NHS apologises after teen under compulsory treatment separated from parents 

The Scottish Public Services Ombudsman has instructed the NHS board to apologise after one of the parents complained.

NHS apologises after teen under compulsory treatment separated from parents iStock

A health board has been ordered to apologise to a family after they refused to fund travel for parents to visit their child who was under compulsory treatment.

The Scottish Public Services Ombudsman (SPSO) has instructed the NHS board to apologise after one of the parents, referred to as C to protect their anonymity, logged a complaint.

C complained about the board’s decision not to fund the travel and accommodation costs they and their spouse had incurred while travelling to visit their child, referred to as A, who was receiving treatment under a compulsory treatment order (CTO) in a different part of the country.

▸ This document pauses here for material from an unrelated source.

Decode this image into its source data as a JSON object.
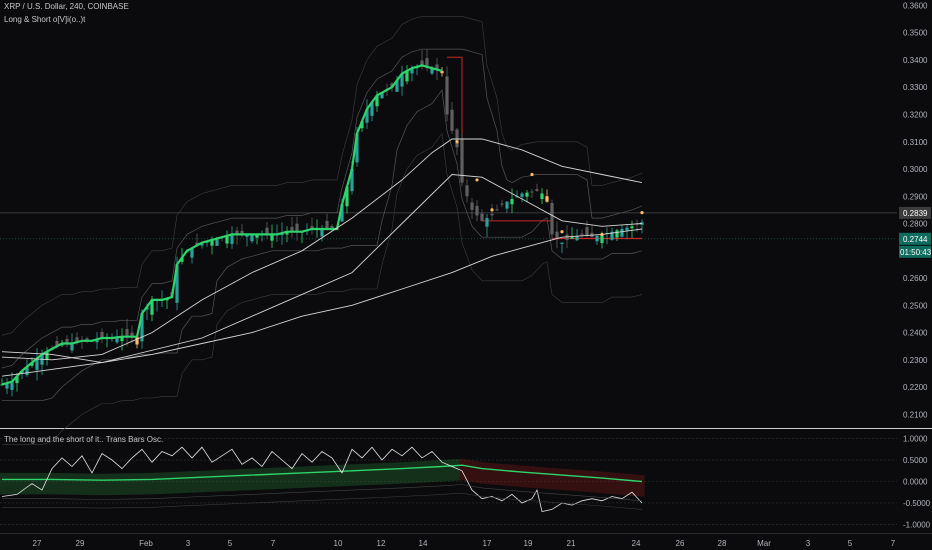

C told the SPSO that the board’s decision had failed to take into account the provisions of section 278 of the Mental Health (Care and Treatment) (Scotland) Act 2003, which they said placed a duty on the board to continue funding travel costs until A turned 18.

C also complained about the board’s failure to respond to correspondence in relation to this issue.

The board responded to the complaint that A was an adult once they turned 16 and that their patient travel policy did not allow for the funding of visits to adult patients.

However, they stated that they would have considered funding C’s visits to A had it been deemed critical by the consultant in charge of A’s care but that no request for C’s attendance had been made by clinicians.

The watchdog upheld C’s complaint, and ordered the board to apologise to them.

After investigating the complaint they found that the board’s patient travel policy did not allow for visits to patients over the age of 16 years to be funded by the board.

However, the watchdog said they discovered that the board had failed to demonstrate that they had meaningfully considered the provisions of section 278 of the 2003 Act and had not adequately explained why they considered it did not apply to C and A’s circumstances.

In addition to this they found that the board had unreasonably failed to respond to C and their spouse’s correspondence.